As coordinator of the program, Mr. Musselman has tentatively scheduled a Community-wide “Mission Moon Expo” at Burlington High School on the morning of Saturday, April 27th. Details have not yet been paved out, but it may be a morning you want to mark on your calendar. Because this event will not be an official FLL Jr sponsored event, we are not planning on sending any teams to a “national” event as the video linked above suggests happens sometimes. We will be making our event public on the chance that if other teams from nearby communities wish to participate, they will be able to do so. At this time we expect this event to be free to all Burlington teams.

Interest from teachers has been strong, with volunteers tentatively agreeing to run after-school programs at all four elementary schools. It is important to note here that the teachers running after school programs will be the ones choosing the dates, times, and age range of kids that will have an opportunity to register first. The FIRST organization recommends teams of four students, with teams of two adults or more managing multiple teams at once. It is reasonable to assume that a pair of teachers might manage a room of 4 or 5 teams made up of 18-20 students.
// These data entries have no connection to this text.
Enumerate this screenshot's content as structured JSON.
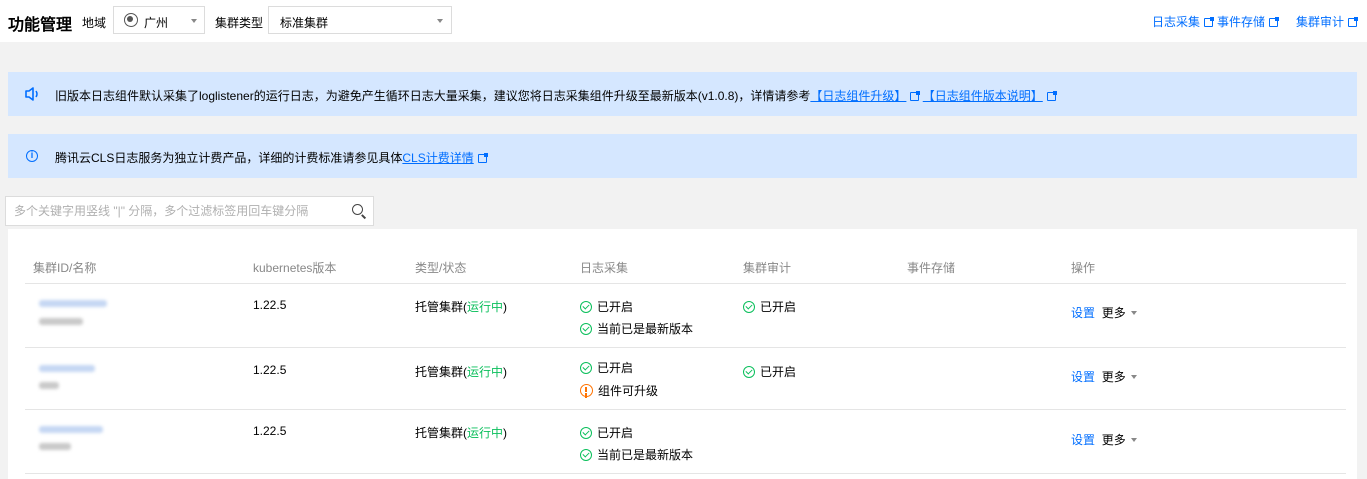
{
  "header": {
    "title": "功能管理",
    "region_label": "地域",
    "region_value": "广州",
    "cluster_type_label": "集群类型",
    "cluster_type_value": "标准集群",
    "links": [
      "日志采集",
      "事件存储",
      "集群审计"
    ]
  },
  "notices": {
    "upgrade": {
      "text": "旧版本日志组件默认采集了loglistener的运行日志，为避免产生循环日志大量采集，建议您将日志采集组件升级至最新版本(v1.0.8)，详情请参考",
      "link1": "【日志组件升级】",
      "link2": "【日志组件版本说明】"
    },
    "billing": {
      "text": "腾讯云CLS日志服务为独立计费产品，详细的计费标准请参见具体",
      "link": "CLS计费详情"
    }
  },
  "search": {
    "placeholder": "多个关键字用竖线 \"|\" 分隔，多个过滤标签用回车键分隔"
  },
  "table": {
    "columns": [
      "集群ID/名称",
      "kubernetes版本",
      "类型/状态",
      "日志采集",
      "集群审计",
      "事件存储",
      "操作"
    ],
    "rows": [
      {
        "k8s_version": "1.22.5",
        "type": "托管集群(",
        "status": "运行中",
        "type_close": ")",
        "log_status": "已开启",
        "log_version_status": "当前已是最新版本",
        "log_version_kind": "ok",
        "audit_status": "已开启",
        "action_settings": "设置",
        "action_more": "更多"
      },
      {
        "k8s_version": "1.22.5",
        "type": "托管集群(",
        "status": "运行中",
        "type_close": ")",
        "log_status": "已开启",
        "log_version_status": "组件可升级",
        "log_version_kind": "warn",
        "audit_status": "已开启",
        "action_settings": "设置",
        "action_more": "更多"
      },
      {
        "k8s_version": "1.22.5",
        "type": "托管集群(",
        "status": "运行中",
        "type_close": ")",
        "log_status": "已开启",
        "log_version_status": "当前已是最新版本",
        "log_version_kind": "ok",
        "audit_status": "",
        "action_settings": "设置",
        "action_more": "更多"
      }
    ]
  },
  "colors": {
    "accent": "#006eff",
    "success": "#0abf5b",
    "warning": "#ff7200",
    "notice_bg": "#d5e7ff"
  }
}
We want to provide every student and family interested in this program an opportunity to participate, but we also recognize it is possible that demand may exceed the capacity of our faculty at any given school. To accommodate this and the reality that teacher selected dates and times may not match your own, we are aiming to support community members who agree to facilitate a team with a Science Center loaned WeDO 2.0 kit and this year’s FLL Junior program materials. We will aim to provide space at one of the four elementary schools whenever possible or let families participating on such teams to work together to find locations that work for them. Appropriate safety clearances will need to be met by at least two adults coaching the team or teams.

Despite all of these good intentions, it is possible that not every student will manage to find their way on to a team. We hope that community members will recognize the very rapid organization and scaling up of this program will inevitably run into some growing pains. If you want to support the facilitation of this program (regardless of experience!) as either a team coach / assistant coach, or a volunteer at the planned expo, please reach out to Mr. Musselman via email so that he may add you to a growing list of supportive community members. In addition to running this program between the months of January – April it is Mr. Musselman’s hope that a summer program session modeling this experience (with concluding family expo) might be facilitated in July 2019 as well. More to come on that!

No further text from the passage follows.